Golden eagles eat small mammals on the prairie.  They stay high in the sky, using their fantastic eyesight to constantly scan for small hurrying movements.  Then they drop as fast as bullets and pluck up the ground squirrel the same way a bald eagle plucks a fish out of water.  Bald eagles have featherless legs so they’ll shed water.  I could really get off on this stuff.

Because we are not individual organisms at all.  First our whole species is shaped by the environment and next we as individuals only think we are self-contained.  Skin separates us from the environment, but life barely distinguishes between what’s in-skin and what’s out-skin.  The body adapts to whatever food is in the environment, even the timing of ingestion, so that it “wants” whatever it is used to.  The molecules prepare so that the lining of the stomach and the action of the gall bladder excrete a little in advance of what they expect.   

The addiction to chemicals like street drugs are only a more intense version of every creature’s addiction to the world, and the effect of change on the body is also the same.  I mean, if you’re used to coffee in the morning, your body will cry for it.  We so underestimate this sub-conscious effect, this limbic factor, this cellular “thinking,” when we make changes.  

Yesterday someone asked me for something to read that would indicate how I’m thinking these days.  One of the key concepts I pursue is the “liminal,” an anthropological term that addresses the limens or threshholds of life and describes ceremonies that help body, mind, and community cross over them.  Of course, the community helps us remember who we are even as we change and disrupts us if they get it wrong — say on return from the military or from university.  
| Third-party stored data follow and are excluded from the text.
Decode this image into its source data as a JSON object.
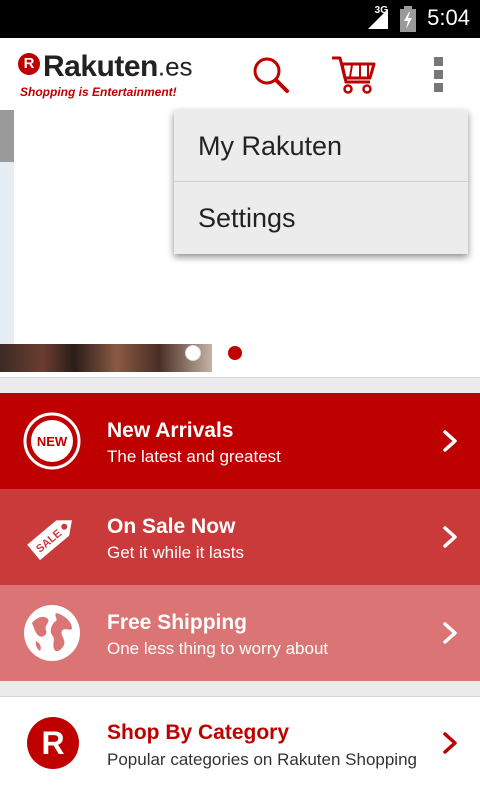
{
  "status_bar": {
    "network": "3G",
    "time": "5:04"
  },
  "app_bar": {
    "logo_mark": "R",
    "logo_name": "Rakuten",
    "logo_tld": ".es",
    "tagline": "Shopping is Entertainment!",
    "icons": [
      "search-icon",
      "cart-icon",
      "overflow-menu-icon"
    ]
  },
  "overflow_menu": {
    "items": [
      {
        "label": "My Rakuten"
      },
      {
        "label": "Settings"
      }
    ]
  },
  "carousel": {
    "slide_count": 2,
    "active_index": 1
  },
  "promos": [
    {
      "title": "New Arrivals",
      "subtitle": "The latest and greatest",
      "icon_text": "NEW",
      "icon": "new-badge-icon",
      "color": "#bf0000"
    },
    {
      "title": "On Sale Now",
      "subtitle": "Get it while it lasts",
      "icon_text": "SALE",
      "icon": "sale-tag-icon",
      "color": "#ca3a3a"
    },
    {
      "title": "Free Shipping",
      "subtitle": "One less thing to worry about",
      "icon": "globe-icon",
      "color": "#db7474"
    }
  ],
  "shop_by_category": {
    "logo_mark": "R",
    "title": "Shop By Category",
    "subtitle": "Popular categories on Rakuten Shopping"
  },
  "colors": {
    "brand_red": "#bf0000",
    "promo_mid": "#ca3a3a",
    "promo_light": "#db7474",
    "menu_bg": "#ececec"
  }
}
“Now it is time to broaden the definition of the liminal again. Some of our new liminality comes from the rise of the global citizen, whose work and lifestyle takes them from culture to culture in service of multinational corporations, governments, and nonprofits aiding the developing world. With economies slowing in the West and heating up in places like Turkey, China, India, and Brazil, workers can expect to leave their culture of origin for foreign lands. That includes Americans themselves.”  -- from an article in

Liminality is something like being “through the looking glass” where things are reversed, but also unpredictable.  But it is also like being homesick, where the loved and familiar has not yet been replaced by attachment to a new context, even one that was chosen and wanted, even better suited than the previous home.  There’s something hard-wired-in. 
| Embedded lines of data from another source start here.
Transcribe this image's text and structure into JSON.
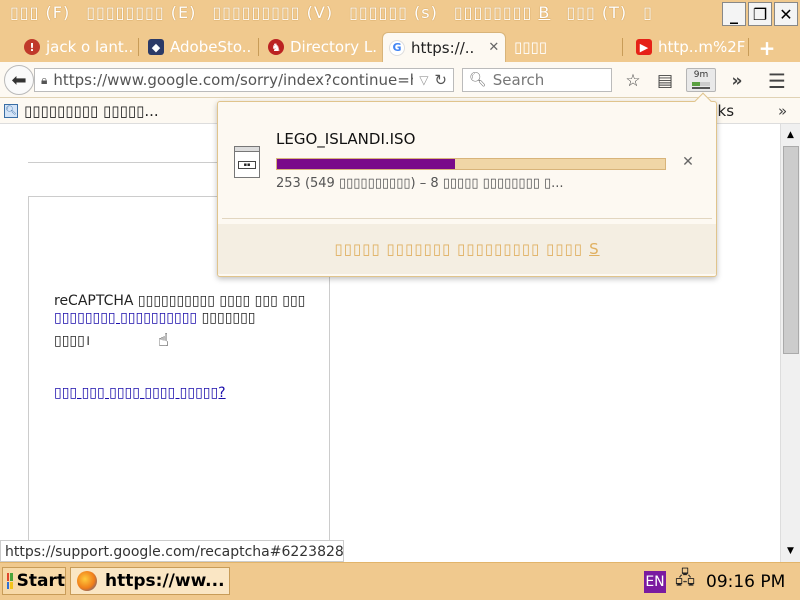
{
  "menubar": {
    "items": [
      {
        "label": "▯▯▯",
        "accel": "(F)"
      },
      {
        "label": "▯▯▯▯▯▯▯▯",
        "accel": "(E)"
      },
      {
        "label": "▯▯▯▯▯▯▯▯▯",
        "accel": "(V)"
      },
      {
        "label": "▯▯▯▯▯▯",
        "accel": "(s)"
      },
      {
        "label": "▯▯▯▯▯▯▯▯",
        "accel": "B"
      },
      {
        "label": "▯▯▯",
        "accel": "(T)"
      },
      {
        "label": "▯",
        "accel": ""
      }
    ],
    "window_controls": {
      "minimize": "_",
      "restore": "❐",
      "close": "✕"
    }
  },
  "tabs": [
    {
      "label": "jack o lant..",
      "icon": "tab-favicon-shield",
      "active": false
    },
    {
      "label": "AdobeSto..",
      "icon": "tab-favicon-badge",
      "active": false
    },
    {
      "label": "Directory L..",
      "icon": "tab-favicon-flame",
      "active": false
    },
    {
      "label": "https://..",
      "icon": "google-icon",
      "active": true,
      "close": "✕"
    },
    {
      "label": "▯▯▯▯",
      "icon": "",
      "active": false
    },
    {
      "label": "http..m%2F",
      "icon": "youtube-icon",
      "active": false
    }
  ],
  "newtab": "+",
  "navbar": {
    "url": "https://www.google.com/sorry/index?continue=http",
    "search_placeholder": "Search",
    "download_eta": "9m",
    "download_progress": 0.46
  },
  "bookmarks": {
    "item_label": "▯▯▯▯▯▯▯▯▯ ▯▯▯▯▯...",
    "right_label": "nks",
    "overflow": "»"
  },
  "page": {
    "para_intro": "reCAPTCHA ▯▯▯▯▯▯▯▯▯▯ ▯▯▯▯ ▯▯▯ ▯▯▯ ",
    "para_link": "▯▯▯▯▯▯▯▯ ▯▯▯▯▯▯▯▯▯▯",
    "para_after": " ▯▯▯▯▯▯▯",
    "para_tail": "▯▯▯▯।",
    "help_link": "▯▯▯ ▯▯▯ ▯▯▯▯ ▯▯▯▯ ▯▯▯▯▯?"
  },
  "status_url": "https://support.google.com/recaptcha#6223828",
  "download": {
    "filename": "LEGO_ISLANDI.ISO",
    "progress": 0.46,
    "status": "253 (549 ▯▯▯▯▯▯▯▯▯▯) – 8 ▯▯▯▯▯ ▯▯▯▯▯▯▯▯ ▯...",
    "close": "✕",
    "footer_label": "▯▯▯▯▯ ▯▯▯▯▯▯▯ ▯▯▯▯▯▯▯▯▯ ▯▯▯▯",
    "footer_accel": "S"
  },
  "taskbar": {
    "start_label": "Start",
    "task_label": "https://ww...",
    "language": "EN",
    "clock": "09:16 PM"
  },
  "colors": {
    "chrome_tan": "#f0c98e",
    "progress_fill": "#7a0a8a",
    "link": "#1a0dab"
  }
}
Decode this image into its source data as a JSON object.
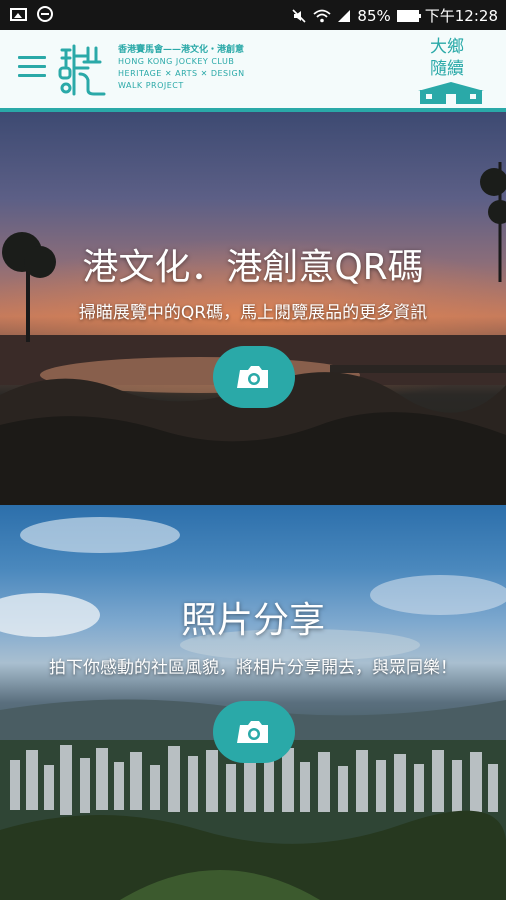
{
  "status_bar": {
    "battery": "85%",
    "time": "下午12:28"
  },
  "header": {
    "logo_title": "香港賽馬會——港文化・港創意",
    "logo_sub_1": "HONG KONG JOCKEY CLUB",
    "logo_sub_2": "HERITAGE ✕ ARTS ✕ DESIGN",
    "logo_sub_3": "WALK PROJECT",
    "badge_title_1": "大鄉",
    "badge_title_2": "隨續"
  },
  "panels": [
    {
      "title": "港文化．港創意QR碼",
      "subtitle": "掃瞄展覽中的QR碼，馬上閱覽展品的更多資訊"
    },
    {
      "title": "照片分享",
      "subtitle": "拍下你感動的社區風貌，將相片分享開去，與眾同樂！"
    }
  ],
  "colors": {
    "accent": "#2aa9a8",
    "header_bg": "#f4fbfb",
    "status_bg": "#151515"
  },
  "icons": [
    "image-icon",
    "dnd-icon",
    "mute-icon",
    "wifi-icon",
    "battery-icon",
    "menu-icon",
    "camera-icon"
  ]
}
The research on brain organization and function seems to suggest that one kind of neurons are clustered like computer documents in folders, which can be nested in other folders, deeper and deeper layered.  What I find suggestive is the idea that a “deep” experience can reach the deepest and most inclusive pre-suppositional folders of neurons in order to open them to change.

In a completely different metaphor, I’ve heard people talk about feeling that they were going to drown unless they struggled in the only way they knew.  But when they surrendered and relaxed, they found that the water was holding them up -- they were floating.  There’s a suggestion of suicide about this idea, which makes it scary, but it IS a kind of suicide to let the old self die so that a new self has a space in which to form.  Waiting for a guarantee and preview of that new self is not possible.  You have to “become” into the terrifying future.
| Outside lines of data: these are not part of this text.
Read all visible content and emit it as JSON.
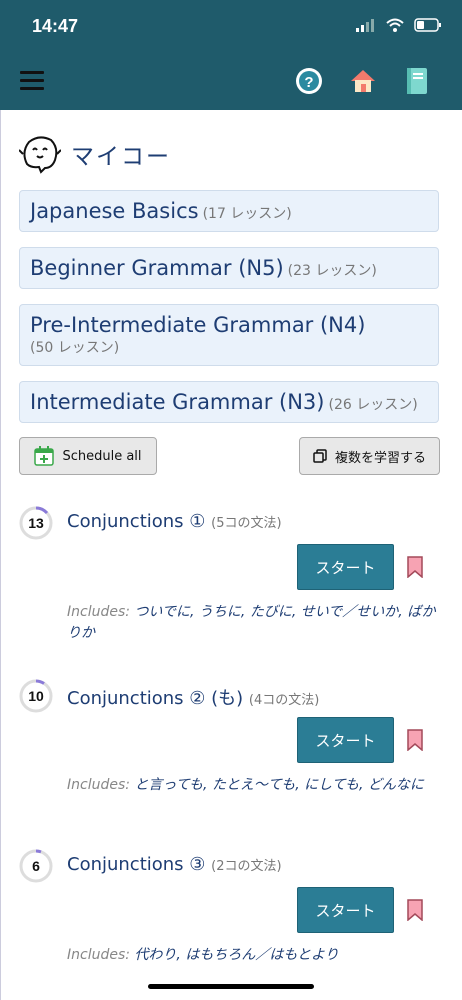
{
  "status_bar": {
    "time": "14:47"
  },
  "header": {
    "menu_icon": "hamburger-menu-icon",
    "help_icon": "question-circle-icon",
    "home_icon": "home-icon",
    "book_icon": "book-icon"
  },
  "app": {
    "name": "マイコー"
  },
  "courses": [
    {
      "title": "Japanese Basics",
      "count": "(17 レッスン)"
    },
    {
      "title": "Beginner Grammar (N5)",
      "count": "(23 レッスン)"
    },
    {
      "title": "Pre-Intermediate Grammar (N4)",
      "count": "(50 レッスン)"
    },
    {
      "title": "Intermediate Grammar (N3)",
      "count": "(26 レッスン)"
    }
  ],
  "actions": {
    "schedule_all": "Schedule all",
    "study_multiple": "複数を学習する"
  },
  "lessons": [
    {
      "progress": "13",
      "title": "Conjunctions ①",
      "count": "(5コの文法)",
      "start": "スタート",
      "includes_label": "Includes:",
      "includes": "ついでに, うちに, たびに, せいで／せいか, ばかりか"
    },
    {
      "progress": "10",
      "title": "Conjunctions ② (も)",
      "count": "(4コの文法)",
      "start": "スタート",
      "includes_label": "Includes:",
      "includes": "と言っても, たとえ〜ても, にしても, どんなに"
    },
    {
      "progress": "6",
      "title": "Conjunctions ③",
      "count": "(2コの文法)",
      "start": "スタート",
      "includes_label": "Includes:",
      "includes": "代わり, はもちろん／はもとより"
    }
  ],
  "colors": {
    "nav_bg": "#1f5b6b",
    "start_btn": "#2b7d95",
    "card_bg": "#eaf2fb",
    "title_text": "#1e3d73",
    "bookmark": "#f7a3b3"
  }
}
It’s best to find a community that can travel together.  Ceremonies of leaving and accepting are as much about the body as the mind.  Helpers must give up the idea that it is something they are doing, that they are “saving” people.  It is only providing the opportunity that helps.  The actual work of leaving and accepting must be done by the individual in his own body.  The rules are not written.  They must be evolved face-to-face.

But cultures and nations often get in the way by trying to hurry, to make rules and appoint panels, to force growth, but never to change the deep forces that are convenient to them as power-mongers, the entitled.